The same thing with video out here. Now I wanted to do a video about the desert around here. Like this bush.” He says pointing to a bush in front of us.
“Now there’s only three freeking types of bushes out here and most of ‘em look barely alive but I’ve got to make this look interesting if anybody’s going to watch it so maybe I start way down here.” He bends over holding his camera a foot from the ground. “And point it so the sunlight is coming through the bush making it a silhouette. Then I move the camera around here so now you start to see the leaves and shadows and then pull it back a bit so it shows more bushes in the background and gives it some context. Twelve seconds of video maybe. That’s all it took but now the viewer understands something about this bush and where it is. Do that, well not exactly that, but that kind of thought process a few more times in different places and you’ve got a pretty good video of the desert. Something people will want to watch”
“That’s great. I never thought of it like that. You really
think it through before you start shooting.”
“I’ve got to or I end up with a video that’s boring and nobody will watch.”
“You mind if I take a picture of you?”
“Not at all but you’re not going to do it here. The sun will show every wrinkle and crevasse in my face. We’ll go around to the shaded side of the bus and I’ll look ten years younger in your photo.”
Gus doesn’t own a house but maintains his residency in British Columbia for the Canadian health insurance.
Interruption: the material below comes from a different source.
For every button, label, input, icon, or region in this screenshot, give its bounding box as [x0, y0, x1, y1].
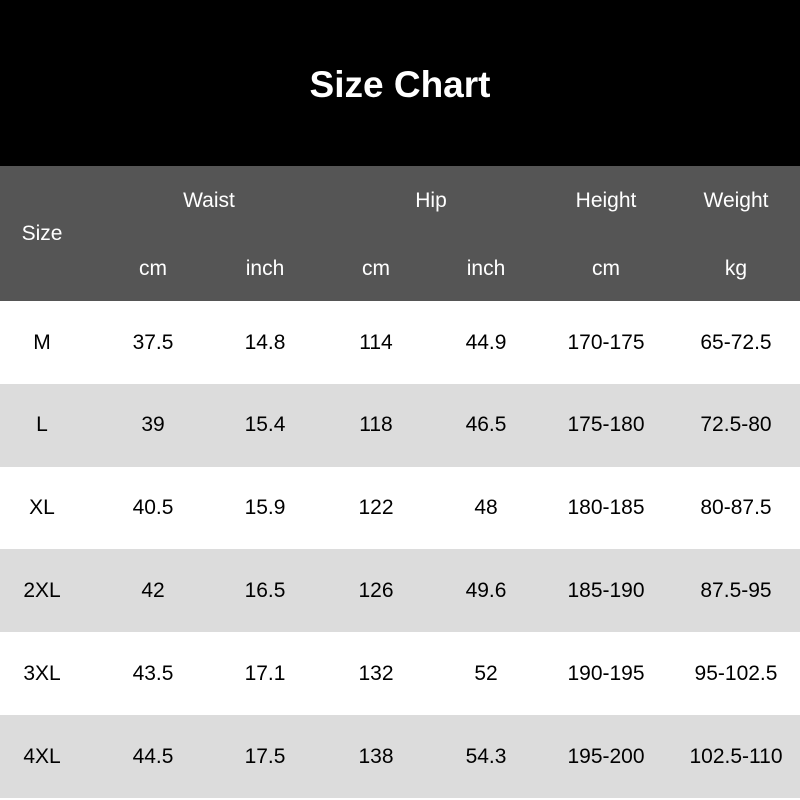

“You come over and see my van. It’s just a minivan but it’s got everything I need.” Gigi says at the campfire one evening.
“Where is it?”
“Right over there.” She says motioning to the northeast. That’s about as good as directions get in the desert.
The next day I wander over to the northeast and spot a silver Honda minivan parked between two dry washes.
She’s sitting in a folding chair outside the van.
“Oh. Hi there. Who’s your friend?”
“That’s Jack. He travels with us.”
“Come here Jack. Oh, what a nice dog.”
“Well this is my home.” she continues. “My home on wheels that is. I still have a house.”
“Where’s your house?”
“In Laredo. I keep up with the utilities and the taxes but I don’t spend much time there.”
“You prefer to be on the road?”
“I lived in there for thirty years but then my husband died. He had been sick. And six moths later my mother passed. And then my sister. In three years I lost nine family members. And the kids, they moved out to California. I found myself just sitting around the house. Then one day my grandson asked if I could help him move to Michigan. He didn’t have much stuff so it would all fit in my minivan. On the way back I wanted to save money so I bought a sleeping bag and started sleeping in the van. That’s when I learned I could do this.”
“Then I heard about Bob Wells and RTR. I went to my first RTR three years ago and everyone was so nice and I had a wonderful time. So I took all the seats out of the van and bought a small sofa. That’s my bed and a little while ago I found a used rv refrigerator so I don’t need a cooler any more. I’ve got all my clothes in these plastic bins and I just travel around. People are so friendly everywhere you go.”
“I go back to Laredo a couple times a year but I don’t stay. I’m pretty sure I’m going to sell the house and be on the road full time.”
That’s a sample of the people at Camp Hobotech. People that prefer the uncertainty and chance encounter of the road to the security of a house. Camp Hobotech will last eight days. We left after six days for Cottonwood AZ. By the time we left Gene, Jerry, Possum and Gus had left. Some will go off to Parker , AZ to watch the off road races next week. Some to Ehrenburg, CA for dispersed camping along the Colorado River and some to see friends or to places only they know. Others came in to replace them. The evening we arrived in Cottonwood we watched Tom’s (Hobotech) live You Tube feed from Camp Hobotech on the phone. That’s how we keep in touch. That’s what makes a community of wanderers possible.